Email Deliverability Checklist
When email isn't working, run through these checks in order:
- SMTP Test → Is the server responding and authenticating?
- MX Lookup → Are MX records pointing to the correct mail server?
- DNS Lookup → Are SPF, DKIM, and DMARC records configured?
- Domain WHOIS → Is the domain active and properly registered?
- SSL Checker → Is TLS configured for encrypted email transmission?
- Email Validator → Are recipient addresses valid and deliverable?
Most email problems reveal themselves by step 2 or 3. The remaining steps catch edge cases and subtle configuration issues.
Preparing Professional Emails
Beyond deliverability, the content and formatting of your emails matter:
- Run important emails through the Grammar Checker before sending
- Use the Readability Scorer to keep language clear and accessible
- Attach documents as optimized PDFs using PDF Compress
- Strip metadata from attachments with the Word Cleaner or PDF Redact
More on professional communication in my business tools guide.
FAQ
Why are my emails going to spam? Common causes: missing SPF/DKIM/DMARC records, sending from a new or low-reputation IP, high bounce rates from invalid addresses, or content that triggers spam filters. Check DNS records and email authentication first.
How do I set up SPF, DKIM, and DMARC? These are DNS TXT records configured through your domain registrar. Your email service provider (Google Workspace, Microsoft 365, etc.) provides the specific record values. The DNS Lookup tool verifies they're correctly configured after setup.
Can I check someone else's email deliverability? You can check their MX records, DNS configuration, and domain status using the same tools.
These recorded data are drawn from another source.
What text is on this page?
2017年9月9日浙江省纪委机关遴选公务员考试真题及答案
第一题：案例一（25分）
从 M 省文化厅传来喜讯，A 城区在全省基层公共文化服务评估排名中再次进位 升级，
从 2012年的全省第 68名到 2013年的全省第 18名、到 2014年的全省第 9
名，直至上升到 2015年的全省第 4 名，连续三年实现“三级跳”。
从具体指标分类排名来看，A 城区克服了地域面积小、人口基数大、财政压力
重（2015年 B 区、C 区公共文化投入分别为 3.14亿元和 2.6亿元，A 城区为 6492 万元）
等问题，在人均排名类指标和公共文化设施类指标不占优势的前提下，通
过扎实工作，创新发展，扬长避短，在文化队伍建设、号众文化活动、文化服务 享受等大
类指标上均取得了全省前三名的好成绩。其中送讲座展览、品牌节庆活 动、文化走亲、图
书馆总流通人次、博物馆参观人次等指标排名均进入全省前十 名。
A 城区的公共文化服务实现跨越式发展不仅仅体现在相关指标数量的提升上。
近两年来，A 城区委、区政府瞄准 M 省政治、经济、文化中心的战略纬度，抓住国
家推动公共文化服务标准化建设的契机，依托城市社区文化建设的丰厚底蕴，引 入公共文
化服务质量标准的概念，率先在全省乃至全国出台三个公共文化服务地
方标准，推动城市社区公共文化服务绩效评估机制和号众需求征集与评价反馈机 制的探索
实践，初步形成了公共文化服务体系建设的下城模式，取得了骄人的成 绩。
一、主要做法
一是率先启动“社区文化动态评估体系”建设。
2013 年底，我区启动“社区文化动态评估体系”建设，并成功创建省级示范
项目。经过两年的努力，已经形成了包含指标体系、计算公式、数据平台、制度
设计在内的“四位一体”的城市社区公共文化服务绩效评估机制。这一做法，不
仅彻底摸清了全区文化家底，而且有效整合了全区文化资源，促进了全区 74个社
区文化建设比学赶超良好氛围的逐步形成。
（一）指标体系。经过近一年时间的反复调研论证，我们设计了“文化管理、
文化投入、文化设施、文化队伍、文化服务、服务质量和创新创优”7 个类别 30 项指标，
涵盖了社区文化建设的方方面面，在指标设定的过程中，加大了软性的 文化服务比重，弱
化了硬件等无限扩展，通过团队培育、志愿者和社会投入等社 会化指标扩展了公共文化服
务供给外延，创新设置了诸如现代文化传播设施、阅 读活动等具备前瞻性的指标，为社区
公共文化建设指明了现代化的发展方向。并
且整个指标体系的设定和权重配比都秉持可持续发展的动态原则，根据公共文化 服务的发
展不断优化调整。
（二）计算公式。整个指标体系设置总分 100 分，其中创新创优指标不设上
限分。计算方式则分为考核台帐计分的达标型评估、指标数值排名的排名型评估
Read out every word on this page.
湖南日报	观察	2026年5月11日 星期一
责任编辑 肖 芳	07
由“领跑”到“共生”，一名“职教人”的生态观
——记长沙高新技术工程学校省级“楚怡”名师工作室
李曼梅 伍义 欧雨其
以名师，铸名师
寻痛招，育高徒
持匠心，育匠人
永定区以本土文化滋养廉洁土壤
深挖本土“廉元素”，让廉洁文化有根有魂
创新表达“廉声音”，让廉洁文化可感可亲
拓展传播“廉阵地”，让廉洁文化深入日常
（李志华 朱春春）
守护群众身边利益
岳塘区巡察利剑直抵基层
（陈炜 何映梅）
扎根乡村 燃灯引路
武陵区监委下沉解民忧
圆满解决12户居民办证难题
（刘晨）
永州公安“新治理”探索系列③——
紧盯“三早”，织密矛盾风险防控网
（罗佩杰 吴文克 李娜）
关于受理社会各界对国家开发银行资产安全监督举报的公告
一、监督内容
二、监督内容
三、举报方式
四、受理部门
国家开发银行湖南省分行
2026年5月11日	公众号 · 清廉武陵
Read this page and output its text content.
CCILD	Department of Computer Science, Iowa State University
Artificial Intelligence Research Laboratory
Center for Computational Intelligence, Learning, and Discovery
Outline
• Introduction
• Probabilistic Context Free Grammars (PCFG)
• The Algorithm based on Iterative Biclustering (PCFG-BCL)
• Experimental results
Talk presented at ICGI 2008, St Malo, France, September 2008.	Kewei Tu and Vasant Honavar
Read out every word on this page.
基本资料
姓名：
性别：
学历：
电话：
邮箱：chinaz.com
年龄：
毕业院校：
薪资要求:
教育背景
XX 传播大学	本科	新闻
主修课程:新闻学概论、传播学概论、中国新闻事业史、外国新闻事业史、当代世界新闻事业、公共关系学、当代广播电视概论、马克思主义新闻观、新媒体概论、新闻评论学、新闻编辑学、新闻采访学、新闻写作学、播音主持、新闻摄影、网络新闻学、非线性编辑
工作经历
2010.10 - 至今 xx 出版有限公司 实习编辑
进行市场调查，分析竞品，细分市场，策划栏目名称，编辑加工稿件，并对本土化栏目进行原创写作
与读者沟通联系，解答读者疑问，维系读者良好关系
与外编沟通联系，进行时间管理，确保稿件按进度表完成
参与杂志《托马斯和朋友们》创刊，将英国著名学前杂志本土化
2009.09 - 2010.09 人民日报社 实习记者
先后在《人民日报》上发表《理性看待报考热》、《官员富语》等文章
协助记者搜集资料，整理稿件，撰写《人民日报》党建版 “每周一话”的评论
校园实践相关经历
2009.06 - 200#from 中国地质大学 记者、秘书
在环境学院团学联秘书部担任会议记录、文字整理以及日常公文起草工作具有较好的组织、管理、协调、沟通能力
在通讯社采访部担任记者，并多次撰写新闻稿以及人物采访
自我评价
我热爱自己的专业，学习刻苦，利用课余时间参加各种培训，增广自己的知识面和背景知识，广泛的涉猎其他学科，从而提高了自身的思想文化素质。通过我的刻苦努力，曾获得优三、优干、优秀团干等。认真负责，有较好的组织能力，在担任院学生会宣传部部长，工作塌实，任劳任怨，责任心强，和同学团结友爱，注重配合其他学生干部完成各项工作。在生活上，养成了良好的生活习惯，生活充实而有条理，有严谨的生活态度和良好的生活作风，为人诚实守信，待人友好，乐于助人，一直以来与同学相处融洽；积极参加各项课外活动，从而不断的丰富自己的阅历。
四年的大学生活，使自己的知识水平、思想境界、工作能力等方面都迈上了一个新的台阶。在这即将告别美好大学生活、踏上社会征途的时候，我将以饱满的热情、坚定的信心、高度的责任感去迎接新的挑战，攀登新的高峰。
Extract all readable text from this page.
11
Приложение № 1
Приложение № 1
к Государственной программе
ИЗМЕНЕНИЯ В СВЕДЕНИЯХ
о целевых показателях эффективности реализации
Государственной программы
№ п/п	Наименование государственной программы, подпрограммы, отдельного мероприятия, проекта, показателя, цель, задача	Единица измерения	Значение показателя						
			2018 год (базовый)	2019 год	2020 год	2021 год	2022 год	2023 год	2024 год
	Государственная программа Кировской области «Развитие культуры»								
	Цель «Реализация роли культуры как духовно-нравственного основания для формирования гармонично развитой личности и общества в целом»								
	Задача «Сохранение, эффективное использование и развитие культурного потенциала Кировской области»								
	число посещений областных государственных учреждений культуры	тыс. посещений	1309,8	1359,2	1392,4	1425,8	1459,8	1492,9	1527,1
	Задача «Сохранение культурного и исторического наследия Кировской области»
You can't test their SMTP server authentication without credentials, but the public DNS records reveal most configuration issues.
How often should I check email configuration? After any DNS change, domain renewal, server migration, or when deliverability seems to decline. For stability, a monthly MX and DNS check prevents surprises.
What's the difference between SPF, DKIM, and DMARC? SPF specifies which servers can send email for your domain. DKIM adds a cryptographic signature to verify message integrity. DMARC tells receiving servers what to do with emails that fail SPF or DKIM checks. All three work together.